Where are we heading? What is in store for all of us? By “all of us,” I mean the entire world. Why this metaphysical question. Blame Kai-Fu Lee, Chairman and CEO of Sinovation Ventures of China. His thoughts, etched (Time magazine, August 30, 2021), triggered this fear psychosis.
Writes he: “when robots and AI will take over the manufacturing, design, delivery and even marketing of most goods — potentially reducing costs to a small increment over the cost of materials. Robots will become self-replicating, self-repairing, and even partially self-designing. Houses and apartment buildings will be designed by AI and use prefabricated modules that robots put together like toy blocks. And just-in-time autonomous public transportation, from robo-buses to robo-scooters, will take us anywhere we want to go. It will be years before these visions of the future enter the mainstream. But China is laying the groundwork right now, setting itself up to be a leader not only in how much it manufactures but also in how intelligently it does it.”
If AI will be the be-all and end-all, what we — the homo sapiens — will be doing? Harari, therefore, is not way off the mark to bracket us as the “useless class”? Scary, indeed. China, by all means, is at the forefront of AI pushing the United States to the second slot. Doubting Thomases can check the AI patents bagged by Xi’s China past decade. Manufacturing they have mastered over decades using cheap labor and their “political system,” thus coveting the well-deserved title of World’s Manufacturing Hub.
Rising labor costs, aging population resulting in the workforce pool shrinking, China has switched gears to embrace technology in a big way. Automation and digitization using sparingly during the manufacturing boom era are upgraded with the Chinese penchant for focus. That should explain the Dragon leading the AI race.

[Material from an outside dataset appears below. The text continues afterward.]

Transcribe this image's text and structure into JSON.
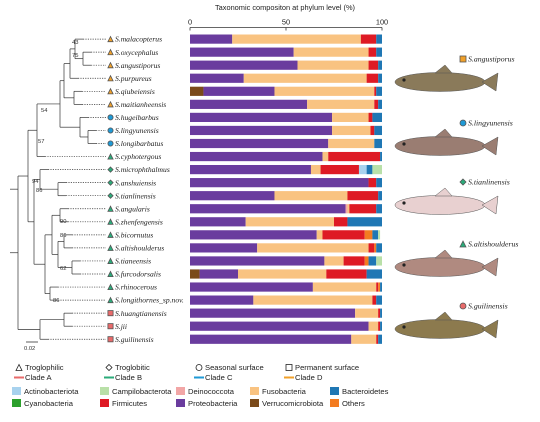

In his latest book, Terms of Disservice: How Silicon Valley is Destructive By Design, Dipayan Ghosh draws attention to the Indian government’s ban on Tiktok during the India-China border skirmishes and says, “the Indian government’s fear was real, particularly given the military tensions…This may be difficult to imagine at first; how can a mobile app and consumer privacy be linked to India’s future prosperity. But when one draws the lines from the data exhaust generated by the company its possible links to the government, and the sense that information is gold in today’s geopolitical climate, these implications become resoundingly clear.”

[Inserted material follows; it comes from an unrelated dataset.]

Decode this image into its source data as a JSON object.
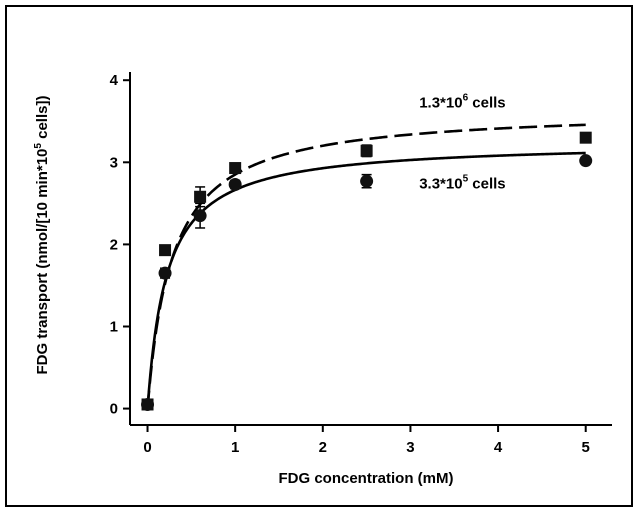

The world has got addicted to these social media platforms — Facebook, Google, Instagram, Amazon, WhatsApp, Gmail, etc. So he is spot on when he says, “these are powerful corporations that are approximately and effectively beholden to no one in much the same way that the Chinese government is beholden to no one.”
Collecting personal data on a dynamic basis toward behavioral profiling, developing and applying sophisticated but opaque algorithms that curate our social content and target ads at us are worrisome aspects. But, unfortunately, we ignore them.
Kate Crawford, the author of Atlas of AI, has reservations about using AI. The British Medical Journal looked at 232 machine-learning algorithms for diagnosing and predicting outcomes for COVID-19 patients. It found that none of them were fit for clinical use, cites Crawford. AI is neither “artificial” nor “intelligence,” says she.
Is the human race succumbing to technology? Are my fears of “the world is going mad” misplaced?